La palpation est utilisée depuis l’Égypte antique pour détecter des anomalies physiologiques. Aujourd’hui, elle permet par exemple de repérer des zones plus dures qui correspondent à des tumeurs. Depuis le début des années 2000, des méthodes de palpation virtuelle, plus précises et accédant plus en profondeur dans le corps, sont disponibles. Le principe est de créer une petite vibration à la surface de la peau et d'analyser sa propagation par des techniques d’imagerie (telle l’échographie par ultrasons).

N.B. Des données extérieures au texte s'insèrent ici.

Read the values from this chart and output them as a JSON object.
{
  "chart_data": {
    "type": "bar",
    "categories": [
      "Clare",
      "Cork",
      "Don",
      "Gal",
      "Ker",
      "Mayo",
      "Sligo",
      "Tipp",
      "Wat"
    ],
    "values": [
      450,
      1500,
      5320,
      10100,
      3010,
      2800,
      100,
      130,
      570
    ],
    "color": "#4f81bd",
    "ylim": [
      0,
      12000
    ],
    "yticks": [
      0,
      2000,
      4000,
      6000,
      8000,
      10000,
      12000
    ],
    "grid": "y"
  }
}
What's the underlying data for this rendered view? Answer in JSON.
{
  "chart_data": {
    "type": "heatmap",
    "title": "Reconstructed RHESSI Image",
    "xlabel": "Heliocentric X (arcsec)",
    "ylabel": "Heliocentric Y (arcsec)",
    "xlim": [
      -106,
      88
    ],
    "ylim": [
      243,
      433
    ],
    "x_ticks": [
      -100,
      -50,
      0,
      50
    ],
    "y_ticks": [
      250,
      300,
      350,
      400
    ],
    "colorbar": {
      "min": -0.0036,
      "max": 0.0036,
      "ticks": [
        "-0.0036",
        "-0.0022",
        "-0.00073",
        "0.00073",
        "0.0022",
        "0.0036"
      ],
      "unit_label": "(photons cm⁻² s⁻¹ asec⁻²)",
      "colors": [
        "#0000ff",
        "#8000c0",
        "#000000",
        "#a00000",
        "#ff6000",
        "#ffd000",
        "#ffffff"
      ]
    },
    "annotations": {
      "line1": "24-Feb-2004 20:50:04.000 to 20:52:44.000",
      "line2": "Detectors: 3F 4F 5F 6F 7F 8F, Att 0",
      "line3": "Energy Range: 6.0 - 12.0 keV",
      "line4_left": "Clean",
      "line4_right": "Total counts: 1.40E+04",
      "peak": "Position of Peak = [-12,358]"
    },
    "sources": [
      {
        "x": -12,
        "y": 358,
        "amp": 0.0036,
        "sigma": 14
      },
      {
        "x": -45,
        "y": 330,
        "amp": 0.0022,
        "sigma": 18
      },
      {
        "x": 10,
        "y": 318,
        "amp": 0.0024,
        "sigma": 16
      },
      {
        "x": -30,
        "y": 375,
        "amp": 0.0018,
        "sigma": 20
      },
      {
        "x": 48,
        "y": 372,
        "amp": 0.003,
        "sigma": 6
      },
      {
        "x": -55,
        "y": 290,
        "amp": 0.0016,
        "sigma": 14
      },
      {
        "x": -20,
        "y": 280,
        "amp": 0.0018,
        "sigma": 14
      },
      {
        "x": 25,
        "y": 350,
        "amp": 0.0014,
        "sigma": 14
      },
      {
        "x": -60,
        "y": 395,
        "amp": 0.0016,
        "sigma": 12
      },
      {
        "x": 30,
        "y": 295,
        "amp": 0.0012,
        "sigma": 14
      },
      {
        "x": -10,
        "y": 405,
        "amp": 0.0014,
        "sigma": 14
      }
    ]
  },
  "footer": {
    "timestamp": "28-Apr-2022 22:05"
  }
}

On remonte ainsi aux propriétés mécaniques des différents tissus, la vitesse de propagation étant d’autant plus grande que le tissu est dur. Ces méthodes, moins invasives que les prélèvements de tissu, ont fait leur preuve dans plusieurs cas, par exemple pour détecter les stades précoces de la cirrhose du foie.

Elles sont cependant difficiles à appliquer au cerveau, qui est isolé de l’extérieur par le crâne et le liquide céphalorachidien. On y parvient tout de même, mais au prix de vibrations assez fortes, qui véhiculent une grande énergie acoustique. L’examen est désagréable tant pour le patient, qui ressent les vibrations dans sa tête – même si elles sont sans danger –, que pour le médecin, à cause du bruit. En outre, la précision est faible. En conséquence, cette technique reste confinée aux laboratoires et n'est pas utilisée pour des examens cliniques de routine.

Les chercheurs se sont donc inspirés d’une autre discipline où regarder en profondeur à l’intérieur d’un corps opaque et rigide est coutumier : la sismologie. Les sismologues ont aussi longtemps été confrontés à la rareté des ondes sismiques, insuffisantes pour y voir clair. En effet, la sismologie ne disposait traditionnellement que des ondes engendrées par les tremblements de terre, qui se propagent à l’intérieur de la planète d’une façon caractéristique des structures rencontrées. Mais la rareté et la répartition inégale des séismes ont poussé des chercheurs tels que Michel Campillo, de l’institut des sciences de la Terre, à Grenoble (avec qui Stefan Catheline a travaillé plusieurs années), à s’intéresser aussi au « bruit sismique ». Ce dernier résulte des innombrables sources qui font faiblement vibrer le sol, comme le choc des vagues sur la côte.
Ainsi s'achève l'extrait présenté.